Residents of Milwaukee and Racine are paying 23% more or an extra $1,810 annually for large-group health insurance than Madison-area residents, according to a new analysis by Citizen Action of Wisconsin.
Even worse, southeastern Wisconsin has a high concentration of low-quality, for-profit insurers offering large-group plans, while the Madison area has more high-quality, nonprofit options.
Citizen Action cited quality ratings from the state Department of Employee Trust Funds (DETF), which gave its highest ratings to the large-group health plans of Group Health Cooperative of South Central Wisconsin, Medical Associates and Unity Health Insurance—none of which cover the Milwaukee area. On the other hand, DEFT gave low ratings to Humana Eastern, MercyCare Health Plans, WEA Trust PPO and United HealthCare, all of which have a presence in our area.
The disparity doesn’t end there, either. Since 2000, Madison’s large-group health insurance rates have increased 163%, while Milwaukee’s has more than tripled by increasing 222% during that period, higher than the state average of 201%.
About 77% of insured Wisconsin residents are enrolled in large-group policies, according to figures cited by Citizen Action.
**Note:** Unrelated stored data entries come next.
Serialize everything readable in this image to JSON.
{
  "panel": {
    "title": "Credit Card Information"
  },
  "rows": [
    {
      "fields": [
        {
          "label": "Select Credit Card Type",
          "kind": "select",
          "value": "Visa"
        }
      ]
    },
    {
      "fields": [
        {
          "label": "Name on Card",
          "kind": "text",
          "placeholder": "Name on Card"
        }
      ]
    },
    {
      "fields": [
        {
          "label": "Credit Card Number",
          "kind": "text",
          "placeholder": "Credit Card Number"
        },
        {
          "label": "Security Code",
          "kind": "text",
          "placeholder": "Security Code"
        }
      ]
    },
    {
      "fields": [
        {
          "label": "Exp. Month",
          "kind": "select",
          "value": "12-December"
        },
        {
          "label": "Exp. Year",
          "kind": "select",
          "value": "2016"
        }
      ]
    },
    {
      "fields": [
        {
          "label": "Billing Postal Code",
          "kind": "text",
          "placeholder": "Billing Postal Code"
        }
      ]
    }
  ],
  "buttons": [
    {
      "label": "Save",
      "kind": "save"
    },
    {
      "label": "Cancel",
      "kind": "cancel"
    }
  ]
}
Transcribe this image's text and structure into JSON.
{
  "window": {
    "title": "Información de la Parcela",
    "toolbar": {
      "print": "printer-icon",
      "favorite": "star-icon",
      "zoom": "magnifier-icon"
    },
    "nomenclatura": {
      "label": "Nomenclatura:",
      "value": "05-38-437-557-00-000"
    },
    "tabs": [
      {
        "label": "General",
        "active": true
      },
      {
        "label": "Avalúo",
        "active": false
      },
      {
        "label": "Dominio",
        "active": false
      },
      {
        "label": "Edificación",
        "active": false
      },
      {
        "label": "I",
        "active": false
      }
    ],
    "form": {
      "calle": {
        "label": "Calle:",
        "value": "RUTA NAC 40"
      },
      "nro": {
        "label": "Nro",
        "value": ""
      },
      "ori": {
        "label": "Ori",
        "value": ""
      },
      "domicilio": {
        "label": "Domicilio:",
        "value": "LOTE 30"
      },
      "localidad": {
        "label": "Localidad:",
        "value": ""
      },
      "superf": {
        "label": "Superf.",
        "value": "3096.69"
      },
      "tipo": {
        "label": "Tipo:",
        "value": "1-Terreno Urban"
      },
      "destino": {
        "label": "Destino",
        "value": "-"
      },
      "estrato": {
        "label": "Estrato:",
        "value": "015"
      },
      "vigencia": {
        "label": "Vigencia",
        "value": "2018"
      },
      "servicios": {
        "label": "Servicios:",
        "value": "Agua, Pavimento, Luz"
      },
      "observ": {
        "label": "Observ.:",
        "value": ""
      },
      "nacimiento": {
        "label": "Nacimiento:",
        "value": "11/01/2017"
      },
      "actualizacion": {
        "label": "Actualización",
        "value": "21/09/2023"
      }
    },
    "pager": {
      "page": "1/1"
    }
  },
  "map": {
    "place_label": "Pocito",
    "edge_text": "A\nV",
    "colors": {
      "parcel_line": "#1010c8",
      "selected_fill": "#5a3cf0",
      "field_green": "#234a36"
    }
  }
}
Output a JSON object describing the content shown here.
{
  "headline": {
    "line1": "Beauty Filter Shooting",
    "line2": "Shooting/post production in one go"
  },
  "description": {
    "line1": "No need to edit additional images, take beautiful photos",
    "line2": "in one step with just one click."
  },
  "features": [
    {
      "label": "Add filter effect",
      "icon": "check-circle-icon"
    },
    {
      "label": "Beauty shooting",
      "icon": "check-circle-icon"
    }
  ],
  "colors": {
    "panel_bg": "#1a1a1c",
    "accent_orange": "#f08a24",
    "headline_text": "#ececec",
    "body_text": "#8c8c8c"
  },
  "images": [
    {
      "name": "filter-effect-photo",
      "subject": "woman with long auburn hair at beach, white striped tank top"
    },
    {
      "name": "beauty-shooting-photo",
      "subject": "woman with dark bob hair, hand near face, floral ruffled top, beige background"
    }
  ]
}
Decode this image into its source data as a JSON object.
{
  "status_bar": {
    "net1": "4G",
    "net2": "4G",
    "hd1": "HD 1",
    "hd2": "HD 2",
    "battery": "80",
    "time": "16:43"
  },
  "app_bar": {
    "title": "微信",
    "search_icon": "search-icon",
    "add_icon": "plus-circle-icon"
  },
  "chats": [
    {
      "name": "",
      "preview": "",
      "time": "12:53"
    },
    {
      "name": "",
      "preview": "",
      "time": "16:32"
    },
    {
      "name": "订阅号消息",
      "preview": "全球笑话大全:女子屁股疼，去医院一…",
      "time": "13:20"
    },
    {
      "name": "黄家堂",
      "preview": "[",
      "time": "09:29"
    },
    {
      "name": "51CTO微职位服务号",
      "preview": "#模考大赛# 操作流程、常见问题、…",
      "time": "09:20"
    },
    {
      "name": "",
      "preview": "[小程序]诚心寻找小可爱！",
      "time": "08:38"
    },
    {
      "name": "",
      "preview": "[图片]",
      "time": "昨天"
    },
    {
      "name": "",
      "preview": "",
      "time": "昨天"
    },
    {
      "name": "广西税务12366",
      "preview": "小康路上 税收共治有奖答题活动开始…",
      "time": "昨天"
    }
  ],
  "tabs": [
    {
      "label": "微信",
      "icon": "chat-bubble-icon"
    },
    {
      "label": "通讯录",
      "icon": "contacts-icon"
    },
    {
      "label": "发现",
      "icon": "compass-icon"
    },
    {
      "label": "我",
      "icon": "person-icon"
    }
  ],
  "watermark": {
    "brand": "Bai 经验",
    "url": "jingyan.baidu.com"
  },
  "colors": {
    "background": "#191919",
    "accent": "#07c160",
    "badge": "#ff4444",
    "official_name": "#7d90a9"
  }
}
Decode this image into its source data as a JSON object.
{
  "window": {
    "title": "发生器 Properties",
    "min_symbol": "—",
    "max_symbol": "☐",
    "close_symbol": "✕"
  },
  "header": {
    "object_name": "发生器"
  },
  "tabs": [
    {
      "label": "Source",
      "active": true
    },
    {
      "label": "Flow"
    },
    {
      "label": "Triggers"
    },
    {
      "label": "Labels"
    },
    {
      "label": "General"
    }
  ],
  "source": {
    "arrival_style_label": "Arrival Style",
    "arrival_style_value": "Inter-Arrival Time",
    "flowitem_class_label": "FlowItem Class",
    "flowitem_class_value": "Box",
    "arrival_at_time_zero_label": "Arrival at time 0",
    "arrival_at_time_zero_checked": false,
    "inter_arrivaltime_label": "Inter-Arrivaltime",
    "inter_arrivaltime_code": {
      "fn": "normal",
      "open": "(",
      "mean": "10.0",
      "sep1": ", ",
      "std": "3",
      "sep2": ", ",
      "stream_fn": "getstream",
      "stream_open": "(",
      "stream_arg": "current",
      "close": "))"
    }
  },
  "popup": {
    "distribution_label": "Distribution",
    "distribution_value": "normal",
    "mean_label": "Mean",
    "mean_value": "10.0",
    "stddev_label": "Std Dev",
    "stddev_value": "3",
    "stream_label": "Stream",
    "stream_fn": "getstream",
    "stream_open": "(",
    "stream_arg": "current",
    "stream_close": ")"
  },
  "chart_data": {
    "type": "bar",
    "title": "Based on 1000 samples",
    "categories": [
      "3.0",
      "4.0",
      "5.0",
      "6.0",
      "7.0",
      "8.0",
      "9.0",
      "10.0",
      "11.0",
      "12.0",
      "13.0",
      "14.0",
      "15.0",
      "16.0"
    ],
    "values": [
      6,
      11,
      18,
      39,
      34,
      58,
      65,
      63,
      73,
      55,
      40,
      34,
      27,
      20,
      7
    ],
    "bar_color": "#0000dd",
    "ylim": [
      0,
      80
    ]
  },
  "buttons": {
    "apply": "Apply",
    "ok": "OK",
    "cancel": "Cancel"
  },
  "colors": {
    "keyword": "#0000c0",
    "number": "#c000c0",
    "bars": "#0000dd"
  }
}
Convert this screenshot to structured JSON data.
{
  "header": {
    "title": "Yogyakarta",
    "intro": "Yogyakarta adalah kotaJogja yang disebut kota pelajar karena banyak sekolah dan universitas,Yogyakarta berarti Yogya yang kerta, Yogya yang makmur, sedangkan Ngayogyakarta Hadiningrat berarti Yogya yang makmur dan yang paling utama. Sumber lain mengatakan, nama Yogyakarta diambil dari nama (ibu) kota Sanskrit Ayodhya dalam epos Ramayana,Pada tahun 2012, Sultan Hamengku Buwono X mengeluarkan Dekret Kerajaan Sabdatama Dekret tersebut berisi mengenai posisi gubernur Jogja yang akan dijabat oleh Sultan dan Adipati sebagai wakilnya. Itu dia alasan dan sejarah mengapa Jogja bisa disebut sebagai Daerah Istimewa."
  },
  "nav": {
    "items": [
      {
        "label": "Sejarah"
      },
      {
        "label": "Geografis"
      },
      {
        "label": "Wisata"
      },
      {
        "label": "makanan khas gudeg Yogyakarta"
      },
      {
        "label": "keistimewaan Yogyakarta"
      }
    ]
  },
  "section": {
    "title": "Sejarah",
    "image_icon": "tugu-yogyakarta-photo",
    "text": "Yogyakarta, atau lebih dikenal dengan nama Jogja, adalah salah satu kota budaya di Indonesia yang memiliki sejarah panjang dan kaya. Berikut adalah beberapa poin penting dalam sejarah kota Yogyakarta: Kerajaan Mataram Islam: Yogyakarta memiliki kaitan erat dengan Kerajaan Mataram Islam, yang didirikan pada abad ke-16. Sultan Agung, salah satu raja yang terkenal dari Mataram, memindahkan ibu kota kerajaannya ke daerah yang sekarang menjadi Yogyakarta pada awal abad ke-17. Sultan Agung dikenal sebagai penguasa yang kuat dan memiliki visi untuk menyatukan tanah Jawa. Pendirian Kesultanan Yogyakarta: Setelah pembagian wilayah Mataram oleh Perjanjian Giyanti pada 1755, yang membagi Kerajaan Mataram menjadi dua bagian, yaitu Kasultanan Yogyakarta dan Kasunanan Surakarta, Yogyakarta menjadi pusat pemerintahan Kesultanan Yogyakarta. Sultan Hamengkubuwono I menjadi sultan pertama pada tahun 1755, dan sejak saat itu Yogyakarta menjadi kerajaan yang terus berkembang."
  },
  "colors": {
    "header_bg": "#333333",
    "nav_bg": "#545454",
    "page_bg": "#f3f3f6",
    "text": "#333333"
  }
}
Citizen Action Executive Director Robert Kraig said there’s a high correlation between high costs and the large, national, for-profit insurers that provide the majority of coverage in our area.
“Milwaukee up until now has exclusively had that,” Kraig said.
That could change with the introduction of the nonprofit Common Ground Health Care Cooperative. Right now, it’s only offering individual and small group policies on the Affordable Care Act health care marketplace.
Madison also has a competitive advantage in the large-group market because it can harness the purchasing power of public employees to spur competition and drive down costs. That said, Madison doesn’t have the lowest rates for individual and small-group insurance, which Citizen Action cites as more evidence that the area’s high concentration of public employees has kept prices in check for large-group policies.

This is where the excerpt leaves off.